MicroRNAs in Atrial Fibrillation: Mechanisms, Vascular Implications, and Therapeutic Potential

• Published in: Biomedicines Vol. 12; no. 4; p. 811
• Main Authors: Vardas, Emmanouil P, Theofilis, Panagiotis, Oikonomou, Evangelos, Vardas, Panos E, Tousoulis, Dimitris
• Format: Journal Article
• Language: English
• Published: Switzerland MDPI AG 01.04.2024
• Subjects: Antagonism; Arrhythmia; Atrial fibrillation; Cardiac arrhythmia; Cardiomyocytes; Collagen; Fibrillation; Fibroblasts; Fibrosis; Health aspects; Inflammation; Kinases; Mechanical properties; MicroRNA; MicroRNAs; miRNA; Oxidative stress; Pathophysiology; Physiology; Precision medicine; Public health; Quality of life; Thromboembolism; Tumor necrosis factor-TNF; Greece; microRNA; atrial fibrillation; fibrosis; inflammation; oxidative stress
• ISSN: 2227-9059; 2227-9059
• DOI: 10.3390/biomedicines12040811

Atrial fibrillation (AFib), the most prevalent arrhythmia in clinical practice, presents a growing global health concern, particularly with the aging population, as it is associated with devastating complications and an impaired quality of life. Its pathophysiology is multifactorial, including the pathways of fibrosis, inflammation, and oxidative stress.
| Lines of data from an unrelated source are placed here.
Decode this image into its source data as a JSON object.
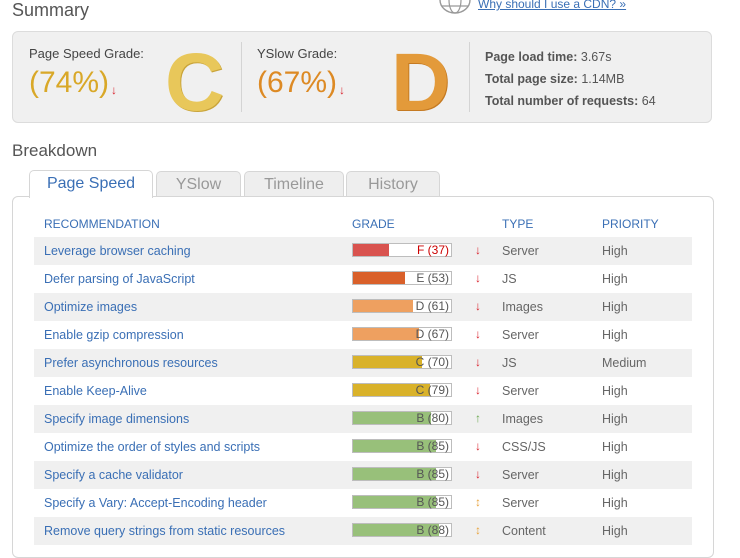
{
  "summary": {
    "title": "Summary",
    "cdn_link": "Why should I use a CDN? »",
    "pagespeed": {
      "label": "Page Speed Grade:",
      "percent": "(74%)",
      "letter": "C",
      "trend": "↓"
    },
    "yslow": {
      "label": "YSlow Grade:",
      "percent": "(67%)",
      "letter": "D",
      "trend": "↓"
    },
    "stats": [
      {
        "label": "Page load time:",
        "value": "3.67s"
      },
      {
        "label": "Total page size:",
        "value": "1.14MB"
      },
      {
        "label": "Total number of requests:",
        "value": "64"
      }
    ]
  },
  "breakdown": {
    "title": "Breakdown",
    "tabs": [
      "Page Speed",
      "YSlow",
      "Timeline",
      "History"
    ],
    "active_tab": "Page Speed",
    "headers": {
      "recommendation": "RECOMMENDATION",
      "grade": "GRADE",
      "type": "TYPE",
      "priority": "PRIORITY"
    },
    "rows": [
      {
        "rec": "Leverage browser caching",
        "grade": "F (37)",
        "score": 37,
        "color": "#d9534f",
        "trend": "↓",
        "trend_color": "#d9232e",
        "type": "Server",
        "priority": "High"
      },
      {
        "rec": "Defer parsing of JavaScript",
        "grade": "E (53)",
        "score": 53,
        "color": "#d9602a",
        "trend": "↓",
        "trend_color": "#d9232e",
        "type": "JS",
        "priority": "High"
      },
      {
        "rec": "Optimize images",
        "grade": "D (61)",
        "score": 61,
        "color": "#eea060",
        "trend": "↓",
        "trend_color": "#d9232e",
        "type": "Images",
        "priority": "High"
      },
      {
        "rec": "Enable gzip compression",
        "grade": "D (67)",
        "score": 67,
        "color": "#eea060",
        "trend": "↓",
        "trend_color": "#d9232e",
        "type": "Server",
        "priority": "High"
      },
      {
        "rec": "Prefer asynchronous resources",
        "grade": "C (70)",
        "score": 70,
        "color": "#d9b22a",
        "trend": "↓",
        "trend_color": "#d9232e",
        "type": "JS",
        "priority": "Medium"
      },
      {
        "rec": "Enable Keep-Alive",
        "grade": "C (79)",
        "score": 79,
        "color": "#d9b22a",
        "trend": "↓",
        "trend_color": "#d9232e",
        "type": "Server",
        "priority": "High"
      },
      {
        "rec": "Specify image dimensions",
        "grade": "B (80)",
        "score": 80,
        "color": "#98c07a",
        "trend": "↑",
        "trend_color": "#6aa84f",
        "type": "Images",
        "priority": "High"
      },
      {
        "rec": "Optimize the order of styles and scripts",
        "grade": "B (85)",
        "score": 85,
        "color": "#98c07a",
        "trend": "↓",
        "trend_color": "#d9232e",
        "type": "CSS/JS",
        "priority": "High"
      },
      {
        "rec": "Specify a cache validator",
        "grade": "B (85)",
        "score": 85,
        "color": "#98c07a",
        "trend": "↓",
        "trend_color": "#d9232e",
        "type": "Server",
        "priority": "High"
      },
      {
        "rec": "Specify a Vary: Accept-Encoding header",
        "grade": "B (85)",
        "score": 85,
        "color": "#98c07a",
        "trend": "↕",
        "trend_color": "#e8a23a",
        "type": "Server",
        "priority": "High"
      },
      {
        "rec": "Remove query strings from static resources",
        "grade": "B (88)",
        "score": 88,
        "color": "#98c07a",
        "trend": "↕",
        "trend_color": "#e8a23a",
        "type": "Content",
        "priority": "High"
      }
    ]
  }
}
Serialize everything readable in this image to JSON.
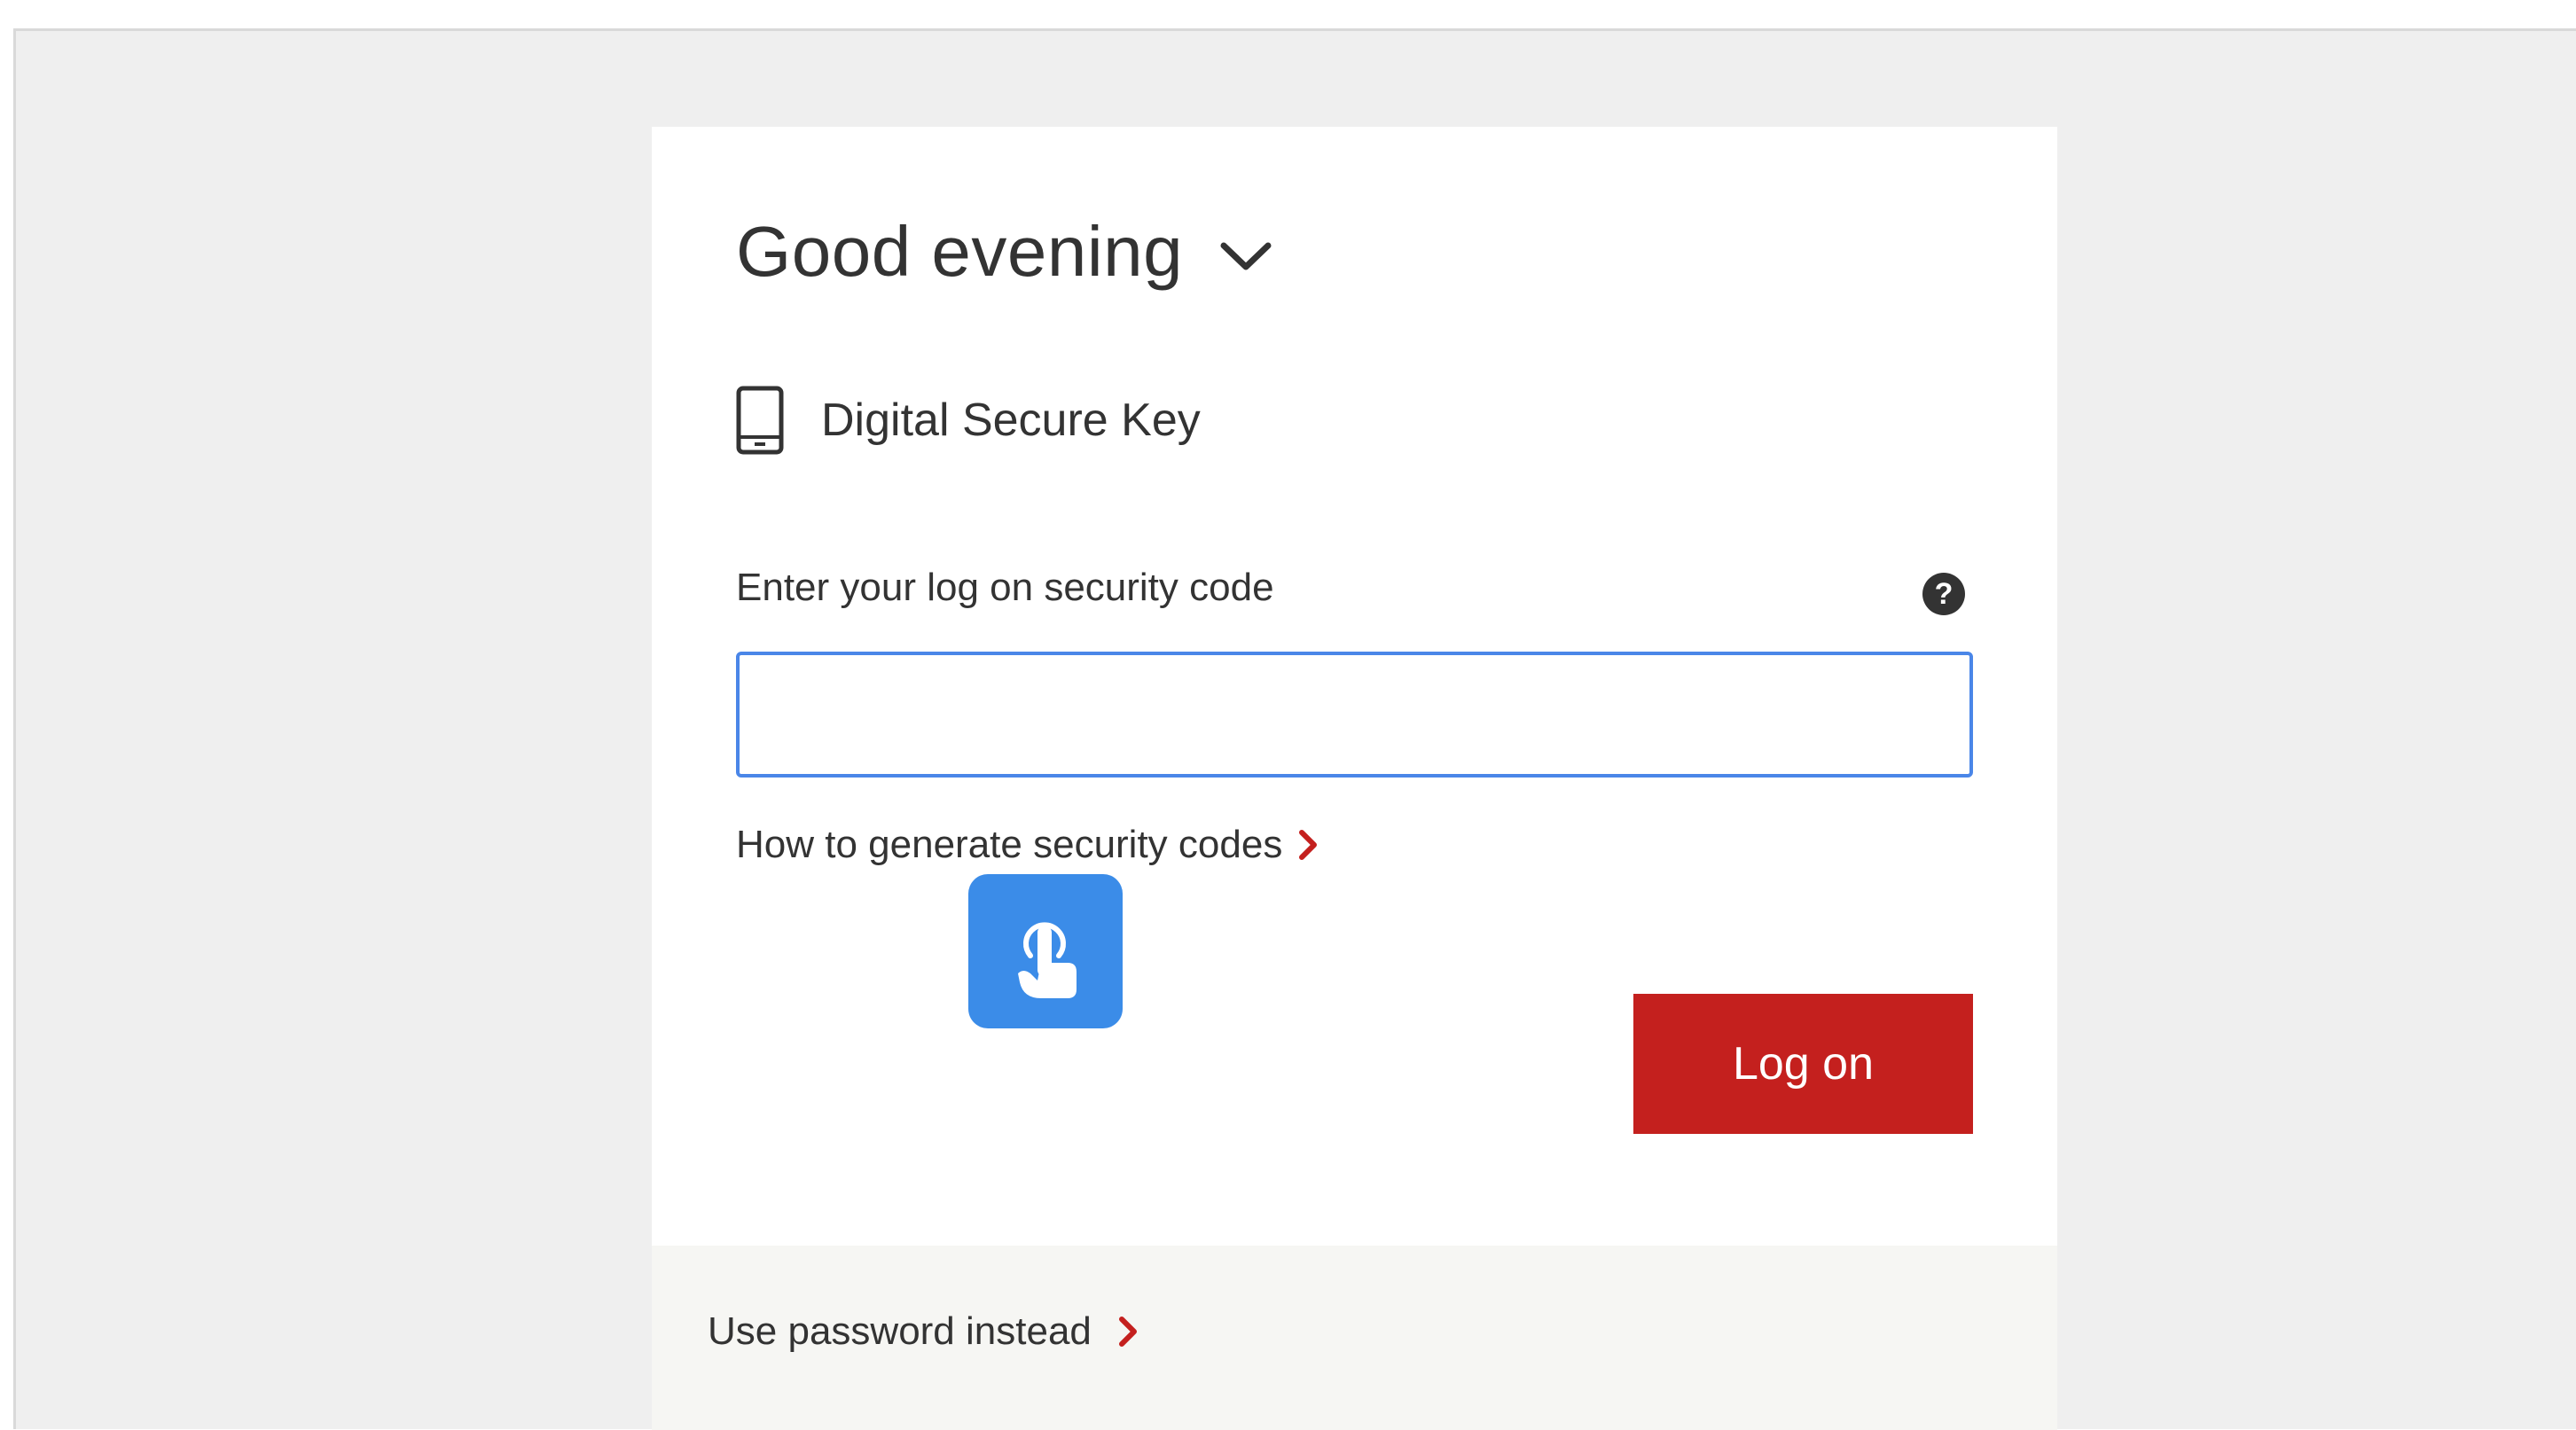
{
  "greeting": {
    "text": "Good evening",
    "toggle_icon": "chevron-down-icon"
  },
  "method": {
    "icon": "mobile-phone-icon",
    "label": "Digital Secure Key"
  },
  "security_code": {
    "label": "Enter your log on security code",
    "help_icon": "question-mark-icon",
    "help_glyph": "?",
    "value": "",
    "placeholder": ""
  },
  "generate_link": {
    "text": "How to generate security codes",
    "icon": "chevron-right-icon"
  },
  "touch_badge": {
    "icon": "tap-finger-icon"
  },
  "logon_button": {
    "label": "Log on"
  },
  "footer": {
    "password_link": "Use password instead",
    "icon": "chevron-right-icon"
  },
  "colors": {
    "page_background": "#efefef",
    "card_background": "#ffffff",
    "footer_background": "#f6f6f3",
    "text": "#333333",
    "accent_red": "#c4201e",
    "input_focus_blue": "#4a86e8",
    "touch_badge_blue": "#3b8ce8"
  }
}
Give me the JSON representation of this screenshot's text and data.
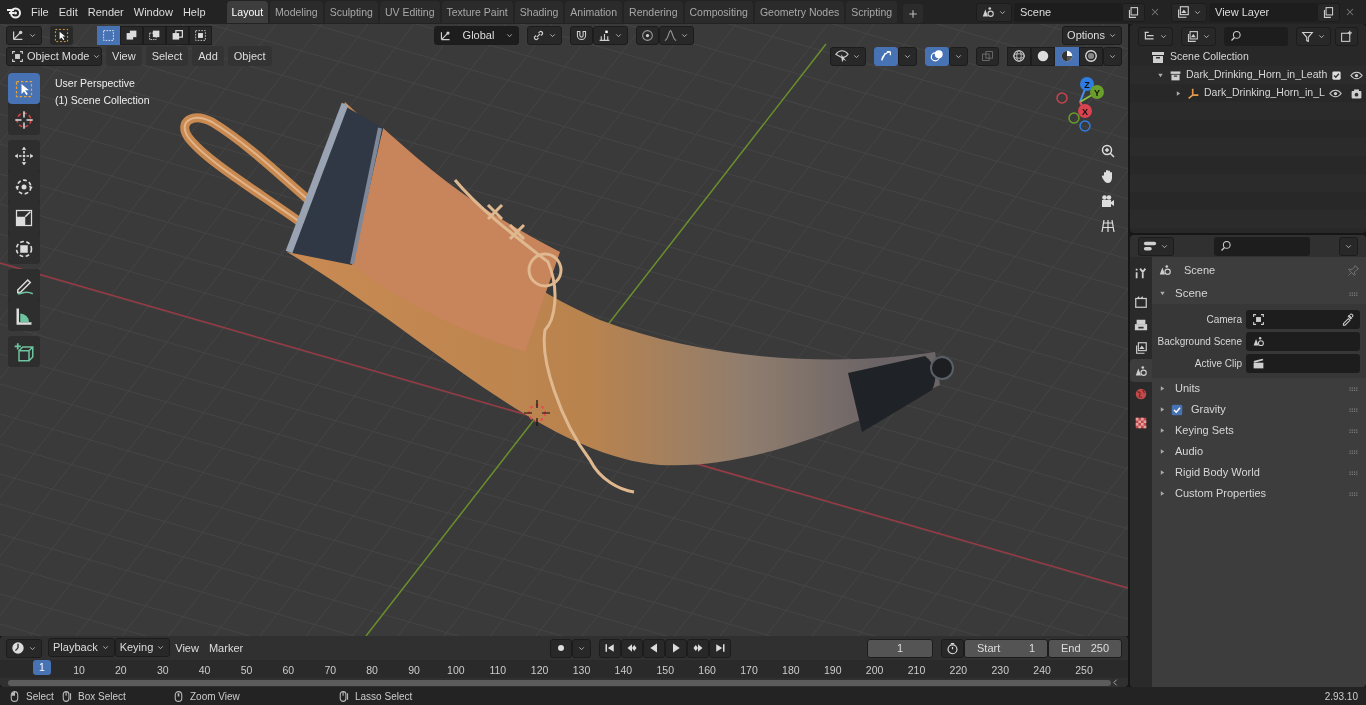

MicroRNAs (miRNAs), small non-coding RNA molecules, have emerged as substantial contributors in AFib pathophysiology, by affecting those pathways. In this review, we explore the intricate relationship between miRNAs and the aforementioned aspects of AFib, shedding light on the molecular pathways as well as the potential diagnostic applications. Recent evidence also suggests a possible role of miRNA therapeutics in maintenance of sinus rhythm via the antagonism of miR-1 and miR-328, or the pharmacological upregulation of miR-27b and miR-223-3p. Unraveling the crosstalk between specific miRNA profiles and genetic predispositions may pave the way for personalized therapeutic approaches, setting the tone for precision medicine in atrial fibrillation.